Culture

Culture Re-View: Bowie releases his best album… in my opinion

23 January 1976: One of my favourite albums is released

Oh, you thought this column was written with objectivity? Hate to break it to you, but this column is written by a flesh and blood journalist. I know that sounds like an oxymoron.

Regardless, that means that when a day comes around and it’s the anniversary of a release that I personally think is important, you’re damn right I’m gonna focus on it.

On this day in 1976, David Bowie released the often overlooked dynamite of an album that is ‘Station to Station’.

The early 70s had been good to Bowie. His first hit single ‘Space Oddity’ landed days before the moon landing in 1969 but stardom wasn’t definite. The British rocker cemented his place in the charts with a string of massive albums, starting with ‘The Rise and Fall of Ziggy Stardust and the Spiders from Mars’ in 1971 and its follow up ‘Aladdin Sane’ in 1973.

Never one to linger in a genre, Bowie followed these releases with a covers album ‘Pin Ups’ (1973), the punky ‘Diamond Dogs’ (1974), and the incredible soul sound of ‘Young Americans’ (1976). But success had taken its toll.

Feeling strung out living in Los Angeles, Bowie fell deep into a drug habit. Famously, he claimed to have spent the period subsisting on nothing but cocaine, milk and bell peppers. His mental health was deteriorating as he started getting lost in a new persona. Move aside Ziggy Stardust, it was the turn of the Thin White Duke.

AP/1976 AP

David Bowie visits his attorney before his city court appearance in Rochester to answer to charges of illegal possession of drugs, Thursday, March 25, 1976.AP/1976 AP

As the Thin White Duke, Bowie started dressing in a sharp suit, making fascist statements, and generally unravelling. Later, he’d claim he couldn’t remember anything of the period and afterwards moved to Berlin to get off the drugs.

In Berlin he’d go onto record his exceptional Berlin trilogy of albums with Brian Eno. But before any of that, in the midst of the Thin White Duke’s nasty haze, he released ‘Station to Station’.

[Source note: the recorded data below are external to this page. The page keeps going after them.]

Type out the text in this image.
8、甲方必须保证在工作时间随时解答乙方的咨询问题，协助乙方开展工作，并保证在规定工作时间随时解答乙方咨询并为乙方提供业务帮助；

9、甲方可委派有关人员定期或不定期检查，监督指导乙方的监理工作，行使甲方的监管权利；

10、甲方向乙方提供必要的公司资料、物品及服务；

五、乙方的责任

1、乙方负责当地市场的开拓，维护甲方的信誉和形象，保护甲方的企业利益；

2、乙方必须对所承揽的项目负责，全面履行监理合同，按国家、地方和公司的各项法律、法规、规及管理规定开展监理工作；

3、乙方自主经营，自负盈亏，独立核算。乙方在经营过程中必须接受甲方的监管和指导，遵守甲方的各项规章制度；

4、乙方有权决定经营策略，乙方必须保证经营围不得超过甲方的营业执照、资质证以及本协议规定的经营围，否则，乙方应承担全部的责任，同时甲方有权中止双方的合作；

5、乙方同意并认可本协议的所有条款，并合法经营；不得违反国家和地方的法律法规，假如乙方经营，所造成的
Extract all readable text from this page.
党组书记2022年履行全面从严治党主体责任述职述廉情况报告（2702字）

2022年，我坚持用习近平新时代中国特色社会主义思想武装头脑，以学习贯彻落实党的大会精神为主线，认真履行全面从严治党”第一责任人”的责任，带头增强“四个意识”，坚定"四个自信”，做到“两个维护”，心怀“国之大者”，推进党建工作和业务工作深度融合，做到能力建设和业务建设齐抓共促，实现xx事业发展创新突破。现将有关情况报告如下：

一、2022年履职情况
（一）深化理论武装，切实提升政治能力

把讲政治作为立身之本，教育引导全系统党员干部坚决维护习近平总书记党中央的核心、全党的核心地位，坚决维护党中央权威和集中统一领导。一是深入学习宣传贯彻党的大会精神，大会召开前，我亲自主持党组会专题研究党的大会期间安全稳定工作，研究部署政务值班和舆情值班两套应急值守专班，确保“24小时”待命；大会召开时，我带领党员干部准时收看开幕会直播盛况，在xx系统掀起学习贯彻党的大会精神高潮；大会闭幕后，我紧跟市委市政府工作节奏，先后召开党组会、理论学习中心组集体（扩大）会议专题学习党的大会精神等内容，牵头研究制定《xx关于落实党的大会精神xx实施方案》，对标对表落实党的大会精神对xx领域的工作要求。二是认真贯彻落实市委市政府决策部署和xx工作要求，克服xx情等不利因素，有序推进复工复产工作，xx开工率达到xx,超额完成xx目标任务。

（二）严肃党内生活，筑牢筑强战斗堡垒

For an artist so tuned into the public’s popularity, it’s incredible that the record opens with the bold 10-minute long title track. It’s a complex odyssey that explores his new persona in bitingly comic detail. The instrumentation is rich with prog-rock flashes, soul grooves, and Bowie’s classic warble.

John Glanvill/AP

British rock singer, David Bowie, poses beside his veteran Rolls Royce car before leaving for the start of a British tour, on May 15, 1973.John Glanvill/AP

Elsewhere on the album there are classic Bowie bangers like ‘Golden Years’ and ‘Stay’, while the whole thing comes to an end with his hauntingly beautiful cover of ‘Wild is the Wind’. For an artist who always kept an emotional distance from his audience, something of the troubled human underneath the artifice can’t help but shine through on the track.

From opening to close, it’s an astounding album. It nearly killed Bowie, and serves as the turning point between his glam rock successes of the 70s and the experimental shift of his Berlin albums. Weird, wild, and wonderful. An essential Bowie record.